# syntax=docker/dockerfile:1.6
FROM python:3.11-slim AS base

ENV PYTHONDONTWRITEBYTECODE=1 \
    PYTHONUNBUFFERED=1 \
    UV_LINK_MODE=copy \
    UV_PROJECT_ENVIRONMENT=/opt/venv \
    PATH=/opt/venv/bin:$PATH

# System deps for patchright/chromium + parsing libs (lxml)
RUN sed -i "s|deb.debian.org|mirrors.aliyun.com|g; s|security.debian.org|mirrors.aliyun.com|g" /etc/apt/sources.list.d/debian.sources && apt-get update && apt-get install -y --no-install-recommends \
      ca-certificates curl git libxml2 libxslt1.1 unzip \
      fonts-noto-cjk \
      # Chromium runtime libs (needed even for headless). libxfixes3 +
      # libxshmfence1 are required by chrome-headless-shell-1208 — patchright
      # install --with-deps would have brought them in, but we run with
      # SKIP_CHROMIUM=1 (binary lives on the host bind mount), so add
      # them explicitly here.

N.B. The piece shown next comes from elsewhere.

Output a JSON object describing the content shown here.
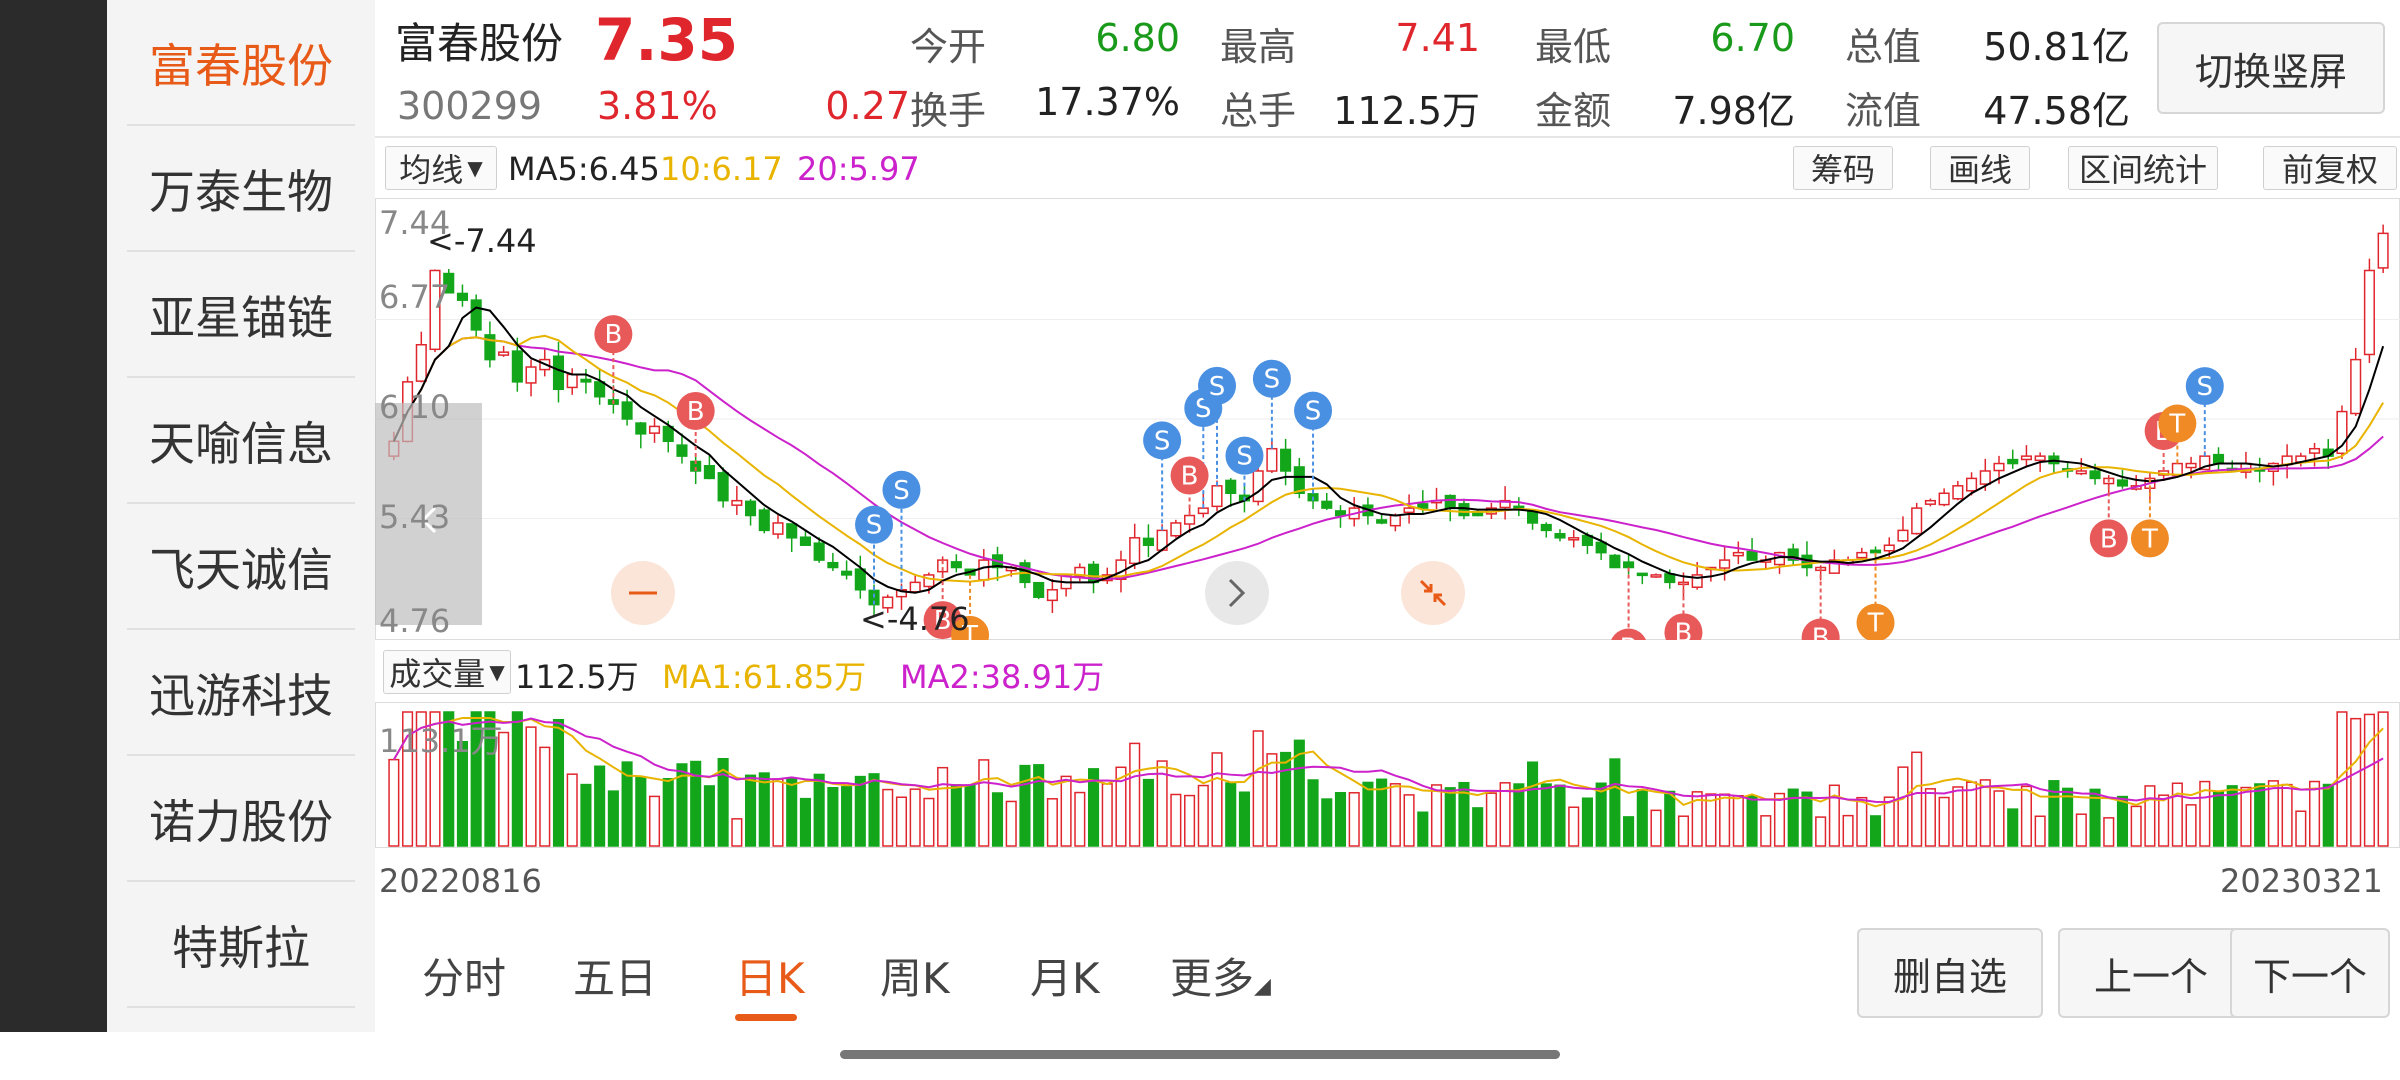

Without these the launch fails with
      # 'libXfixes.so.3: cannot open shared object file'.
      libnss3 libatk1.0-0 libatk-bridge2.0-0 libcups2 libdrm2 libxkbcommon0 \
      libxcomposite1 libxdamage1 libxrandr2 libgbm1 libpango-1.0-0 libcairo2 \
      libasound2 libatspi2.0-0 libxfixes3 libxshmfence1 \
    && rm -rf /var/lib/apt/lists/*

# Install uv (fast resolver)
COPY --from=ghcr.io/astral-sh/uv:latest /uv /uvx /usr/local/bin/

WORKDIR /app

# Dependency layer — cache-friendly
COPY pyproject.toml uv.lock ./
RUN uv sync --frozen --no-install-project

# Install Chromium browser via patchright.
# Gated on SKIP_CHROMIUM build arg so deployments behind firewalls that
# can't reach the Google Chromium CDN can skip it. PLAYWRIGHT_DOWNLOAD_HOST
# lets us use a Chinese mirror (npmmirror / aliyun) when behind GFW —
# default points at the npmmirror-maintained playwright mirror so the
# build works in CN infra out of the box.
ARG SKIP_CHROMIUM=0
ARG PLAYWRIGHT_DOWNLOAD_HOST=https://cdn.npmmirror.com/binaries/playwright
RUN if [ "$SKIP_CHROMIUM" = "1" ]; then \
      echo ">>> SKIP_CHROMIUM=1 — chromium install skipped (playwright strategy disabled)"; \
    else \
      export PLAYWRIGHT_DOWNLOAD_HOST="$PLAYWRIGHT_DOWNLOAD_HOST" && \
      (timeout 900 uv run patchright install chromium --with-deps \
        || timeout 900 uv run patchright install chromium \
        || echo ">>> chromium install FAILED — continuing without it; playwright-strategy sites will error at runtime"); \
    fi

# App code
COPY . .
RUN uv sync --frozen

# Default: run scheduler. Override in docker-compose for serve/alembic.
CMD ["python", "-m", "govcrawler", "schedule"]